I‘ll answer, as we do, with a question:
Am I the only surviving English speaker on the planet? Am I really all alone in reading this and immediately seeing the following scene as the intention of the speaker:
Walking at night down a remote path in the woods with ‘someone’, (a second human of unspecified gender), we round a corner and spot an unearthly saucer-shaped spacecraft, steam still rising from its hot landing pods, and we are stunned, both of us, to see a row of confused but orderly alien creatures standing assembled outside the silver ship. I say to my friend “Yippie, I just love aliens!”

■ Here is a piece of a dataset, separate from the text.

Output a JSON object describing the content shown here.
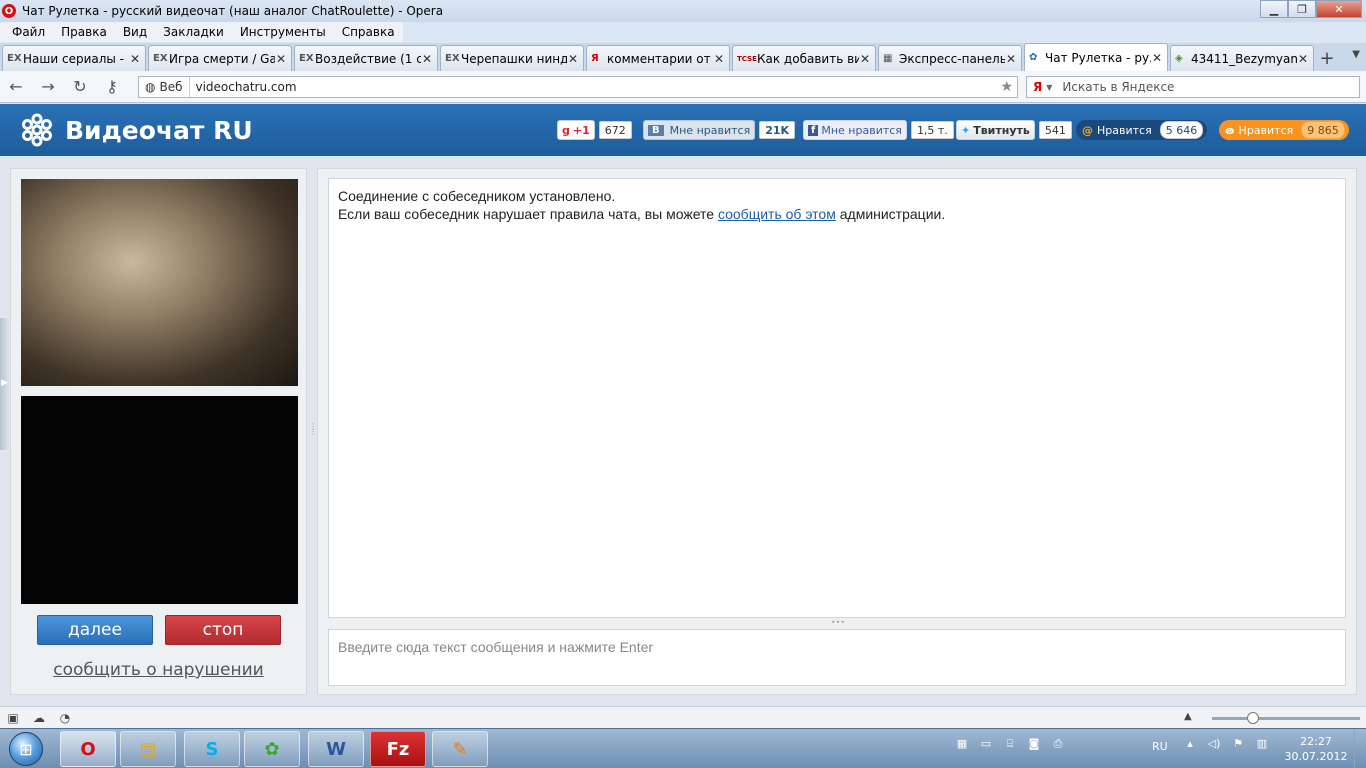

“No you don’t”, my friend challenges me. “Surely you realize, it’s ‘Us’ against ‘Them’ now.” But, filled with universal love, I know that I’ve spoken the truth. I suppose I shall need to prove it to my friend though, and I devote several precious seconds to asking myself: “How do you show someone you love ‘Them’?” He or she could possibly watch as I walk non-threateningly over to the gaggle of ETs and embrace them. This would be simple in principle, but carries a risk of being eaten, dismembered, or even forcibly converted to some bizarre galactic religion. No, I finally decide, I will instead dedicate my life to working toward proper pronoun agreement in spoken English, thus creating for my alien visitors a more respectable, hospitable tourist destination.
My father, bless his memory, was an English teacher for a few years after the War, until he remembered that cows give more milk, and generally do it grammatically at that. He may have sincerely believed in an afterlife. Wherever he is, should he overhear a question as gruesomely mis-phrased as this one, I’m sure he would promptly ask to be transfered to ‘the other place’.
I have just tried to toss another ‘Featured Word-Salad’. God help us all.